Kırılmadan halledemez miyiz?
Her gün yeni bir yaşımıza girer gibi hissediyoruz hayatı. Misal doğan güneşle yeni bir tanıma uyanıyoruz…
Son popülerimiz; “Kırılgan Ateşkes”. Malum şu an İran ve İsrail arasında ABD tarafından inşa edildiği öne sürülen saldırmazlığı tanımlıyor…
“Kırılgan” sözünü sadece bir Sting şarkısıyken seviyorum ben. Söz konusu olan insan hayatı ve kitlesel kaygıysa, ayağı yere basmayan hiçbir anlaşma insanı güvende hissettirmiyor…
Coğrafyanın bir gün keder, bir gün keder olarak idrak edildiği Ortadoğu’da kırılganlık tarifi sadece insan hayatını karşılar bana göre. Yokolması potansiyel yeni kurbanları yani…
O gölgeden gelecek karanlıklara karşı kırılgan olmayan bir duruşla vaziyet almalıyız.
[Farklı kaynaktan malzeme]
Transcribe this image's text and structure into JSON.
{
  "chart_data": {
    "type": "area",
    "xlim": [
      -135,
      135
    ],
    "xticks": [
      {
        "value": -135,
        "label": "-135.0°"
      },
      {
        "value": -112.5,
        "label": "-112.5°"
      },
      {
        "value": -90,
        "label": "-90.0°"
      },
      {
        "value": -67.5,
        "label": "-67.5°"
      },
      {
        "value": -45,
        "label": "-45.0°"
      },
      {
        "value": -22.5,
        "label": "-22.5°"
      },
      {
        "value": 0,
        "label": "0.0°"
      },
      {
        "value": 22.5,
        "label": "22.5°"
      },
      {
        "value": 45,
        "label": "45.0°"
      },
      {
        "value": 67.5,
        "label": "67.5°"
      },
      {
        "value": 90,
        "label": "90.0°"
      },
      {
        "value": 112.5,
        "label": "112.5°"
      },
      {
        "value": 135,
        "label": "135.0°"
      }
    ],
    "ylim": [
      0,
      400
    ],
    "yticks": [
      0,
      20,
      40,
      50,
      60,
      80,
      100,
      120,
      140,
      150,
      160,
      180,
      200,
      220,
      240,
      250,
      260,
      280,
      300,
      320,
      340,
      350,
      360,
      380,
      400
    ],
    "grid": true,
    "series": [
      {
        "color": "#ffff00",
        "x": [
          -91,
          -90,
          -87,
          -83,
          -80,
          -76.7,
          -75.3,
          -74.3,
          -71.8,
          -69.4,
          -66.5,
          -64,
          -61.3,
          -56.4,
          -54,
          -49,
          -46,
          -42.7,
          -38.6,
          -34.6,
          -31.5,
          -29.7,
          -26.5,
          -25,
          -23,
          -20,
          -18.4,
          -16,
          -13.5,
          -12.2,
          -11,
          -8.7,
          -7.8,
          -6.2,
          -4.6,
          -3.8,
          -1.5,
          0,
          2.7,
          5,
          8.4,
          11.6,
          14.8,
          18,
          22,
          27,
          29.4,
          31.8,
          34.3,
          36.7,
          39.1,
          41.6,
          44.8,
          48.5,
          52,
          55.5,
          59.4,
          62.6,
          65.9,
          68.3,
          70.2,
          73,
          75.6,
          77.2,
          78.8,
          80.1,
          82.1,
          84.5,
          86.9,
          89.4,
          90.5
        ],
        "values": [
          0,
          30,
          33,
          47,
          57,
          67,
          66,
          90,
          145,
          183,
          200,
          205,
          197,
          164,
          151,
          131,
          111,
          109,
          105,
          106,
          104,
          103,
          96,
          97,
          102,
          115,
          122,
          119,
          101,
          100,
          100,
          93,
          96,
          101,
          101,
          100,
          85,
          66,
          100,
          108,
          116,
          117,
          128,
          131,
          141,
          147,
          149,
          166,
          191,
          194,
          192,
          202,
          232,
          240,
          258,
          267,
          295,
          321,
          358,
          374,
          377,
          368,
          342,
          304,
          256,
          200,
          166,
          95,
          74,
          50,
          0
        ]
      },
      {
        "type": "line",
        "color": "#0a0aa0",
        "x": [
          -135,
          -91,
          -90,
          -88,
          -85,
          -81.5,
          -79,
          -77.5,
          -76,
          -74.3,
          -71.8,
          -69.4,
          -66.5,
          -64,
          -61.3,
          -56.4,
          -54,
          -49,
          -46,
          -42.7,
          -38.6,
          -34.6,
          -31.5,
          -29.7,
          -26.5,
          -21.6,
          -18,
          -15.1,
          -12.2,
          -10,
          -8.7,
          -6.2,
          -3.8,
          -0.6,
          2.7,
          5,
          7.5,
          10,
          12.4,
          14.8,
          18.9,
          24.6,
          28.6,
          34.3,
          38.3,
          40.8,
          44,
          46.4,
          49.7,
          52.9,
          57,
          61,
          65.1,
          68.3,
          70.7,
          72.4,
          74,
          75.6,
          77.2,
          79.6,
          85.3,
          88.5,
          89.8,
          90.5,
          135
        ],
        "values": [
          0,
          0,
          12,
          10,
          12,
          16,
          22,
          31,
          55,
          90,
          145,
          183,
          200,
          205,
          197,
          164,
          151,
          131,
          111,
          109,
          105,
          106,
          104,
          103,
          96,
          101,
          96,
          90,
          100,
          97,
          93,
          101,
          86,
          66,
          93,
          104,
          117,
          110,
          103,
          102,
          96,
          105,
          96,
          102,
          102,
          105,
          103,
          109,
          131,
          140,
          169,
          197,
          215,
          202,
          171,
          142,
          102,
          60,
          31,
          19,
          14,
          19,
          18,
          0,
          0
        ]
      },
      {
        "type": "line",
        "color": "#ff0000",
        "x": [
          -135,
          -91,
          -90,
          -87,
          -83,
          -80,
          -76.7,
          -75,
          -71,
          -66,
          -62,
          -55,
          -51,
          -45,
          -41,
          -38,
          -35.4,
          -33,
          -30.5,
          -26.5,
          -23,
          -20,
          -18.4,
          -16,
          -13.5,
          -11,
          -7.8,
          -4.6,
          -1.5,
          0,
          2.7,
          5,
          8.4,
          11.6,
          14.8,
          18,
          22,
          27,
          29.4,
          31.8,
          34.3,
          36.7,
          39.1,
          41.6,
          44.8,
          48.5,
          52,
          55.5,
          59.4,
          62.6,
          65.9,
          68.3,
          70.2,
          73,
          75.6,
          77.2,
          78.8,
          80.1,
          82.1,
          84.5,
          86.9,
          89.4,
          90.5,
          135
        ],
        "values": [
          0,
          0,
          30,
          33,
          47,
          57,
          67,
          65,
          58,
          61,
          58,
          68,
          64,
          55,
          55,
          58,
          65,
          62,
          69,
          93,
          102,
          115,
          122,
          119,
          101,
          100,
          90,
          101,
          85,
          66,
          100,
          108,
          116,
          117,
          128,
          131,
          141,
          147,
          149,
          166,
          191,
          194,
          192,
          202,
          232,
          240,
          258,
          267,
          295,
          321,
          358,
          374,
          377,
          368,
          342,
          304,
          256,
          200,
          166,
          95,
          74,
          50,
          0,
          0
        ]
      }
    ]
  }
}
Yeterince düş kırıklığı yaşadık çünkü tarih boyunca; hem dosttan hem düşmandan…
O yüzden yıkıcı bir “savaş bitti” sözü, en iyi “kırılgan ateşkes” tanımlamasından evladır bizim için. Haksız mıyım?
Bu filmi hiç izlemesek…
Yunanistan’da yaşayan bir kuzenim var. Ülkenin de saygın astrologlarından biri. Ben arkeoloji geçmişim olmasa takılmam böyle şeylere…
Ama antik çağlardan bugüne medeniyetlerin ufka bakmadan önce yıldızların yerini kontrol ettiğini bildiğim için ilgisiz kalmak mümkün değil…
Neyse. Geçende lafladık benim kuzenle. Geçtiğimiz yıl bu yılı işaret ederek savaşların belirlediği yarınlardan bahsediyordu…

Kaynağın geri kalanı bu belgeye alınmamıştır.